Das Ziel für 2019 sei gewesen, sich auf 5,50 Meter zu steigern, erzählt Christine Adams. 5,60 Meter, das ist die Höhe, bei der Lita Baehre sich eingependelt hatte, eine Höhe kurz vor Weltklasse. 5,70 Meter reichen für internationale Qualifikationen, 5,80 Meter können auch schon mal einen großen Sieg bringen, 5,90 Meter sind richtig gut, 6,00 Meter sind das Maß aller Dinge – aktuell allerdings fast schon alltäglich. In diesem Jahr sind mit Sam Kendricks (USA, 6,06 Meter), Piotr Lisek (Polen, 6,02) und dem schwedischen Überflieger Armand Duplantis (6,00), der so alt ist wie Lita Baehre, schon drei Athleten über die magische Marke geflogen. Aber das ist eine andere Geschichte. Torben Blech begann also, gemeinsam mit Lita Baehre unter Christine Adams zu trainieren. Und Ende Januar hakte er das Saisonziel ab: 5,50 Meter. Was folgte, damit konnte niemand rechnen. Über die 5,71 Meter (WM-Norm) steigerte sich Torben Blech auf für einen Anfänger sagenhafte 5,80 Meter – das bedeutet Olympia-Norm.
Die Folgen waren erheblich. Der für September geplante Griechenlandurlaub musste abgesagt werden, stattdessen geht Blech jetzt in Doha auf Höhenjagd. Und kann fast schon sicher für eine Reise zu den Olympischen Spielen 2020 in Tokio planen, da es außer Lita Baehre und dem ehemaligen Weltmeister Raphael Holzdeppe (Zweibrücken) zur Zeit nicht wirklich weitere Olympia-Anwärter im deutschen Stabhochsprung gibt.

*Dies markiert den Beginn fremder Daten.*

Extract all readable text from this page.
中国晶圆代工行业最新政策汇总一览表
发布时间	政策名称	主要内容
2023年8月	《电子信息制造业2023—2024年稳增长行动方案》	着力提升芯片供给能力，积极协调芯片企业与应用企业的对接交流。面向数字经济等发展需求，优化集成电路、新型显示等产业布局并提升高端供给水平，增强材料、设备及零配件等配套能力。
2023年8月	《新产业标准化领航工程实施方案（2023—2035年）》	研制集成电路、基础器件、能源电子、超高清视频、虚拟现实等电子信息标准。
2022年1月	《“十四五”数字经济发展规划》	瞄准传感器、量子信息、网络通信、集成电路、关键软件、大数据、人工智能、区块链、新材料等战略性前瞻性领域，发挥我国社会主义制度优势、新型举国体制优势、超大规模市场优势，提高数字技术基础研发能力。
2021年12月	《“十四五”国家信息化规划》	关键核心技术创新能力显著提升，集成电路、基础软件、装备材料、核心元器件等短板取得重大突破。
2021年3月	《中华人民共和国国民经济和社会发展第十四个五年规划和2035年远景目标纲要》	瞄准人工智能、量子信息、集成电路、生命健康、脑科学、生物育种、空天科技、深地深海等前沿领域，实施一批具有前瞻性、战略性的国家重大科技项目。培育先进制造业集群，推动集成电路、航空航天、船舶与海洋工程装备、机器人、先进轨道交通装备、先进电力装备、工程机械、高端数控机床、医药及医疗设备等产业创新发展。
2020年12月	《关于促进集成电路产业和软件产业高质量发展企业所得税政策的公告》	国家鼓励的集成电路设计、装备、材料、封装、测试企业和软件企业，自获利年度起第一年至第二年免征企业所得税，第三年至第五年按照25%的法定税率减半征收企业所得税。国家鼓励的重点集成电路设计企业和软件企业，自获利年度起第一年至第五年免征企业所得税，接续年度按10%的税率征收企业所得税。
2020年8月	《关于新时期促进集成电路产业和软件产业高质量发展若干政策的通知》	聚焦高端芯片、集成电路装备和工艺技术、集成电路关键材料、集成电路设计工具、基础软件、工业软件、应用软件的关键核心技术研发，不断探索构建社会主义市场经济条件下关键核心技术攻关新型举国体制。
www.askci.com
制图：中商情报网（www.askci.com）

Bei seinem Durchmarsch in die Weltspitze hat Blech auch mal eben seinen Kollegen Lita Baehre überholt, der sich in dieser Saison auf 5,72 Meter steigern konnte. Der Haussegen hängt deshalb aber nicht schief in der Leverkusener Trainingshalle, im Gegenteil, es herrscht Aufbruchstimmung: „Ich bin nicht sauer“, sagt Lita Baehre. Er freue sich lieber über die eigenen Fortschritte: „Ich bin technisch besser geworden und springe konstanter. Wenn die Technik sauber bleibt, kommt die Höhe in den nächsten Jahren von allein, da mache ich mir keinen Stress.“
Trainerin Adams sagt: „So etwas wie Zickenalarm gibt es nicht, die Jungs sehen das sportlich, die wissen, dass sie voneinander profitieren.“ Nachdem Blech die WM-Norm geschafft hatte, sei Lita Baehre im Training „krass konzentriert“ gewesen, „denn natürlich ist es für Bo ganz schlimm, nur noch die Nummer zwei der Trainingsgruppe zu sein“. In Doha hat er die Chance, das zu ändern. Die Qualifikation der Stabhochspringer findet am Samstag (16.30 Uhr) statt, das Finale am Montag (19.05 Uhr).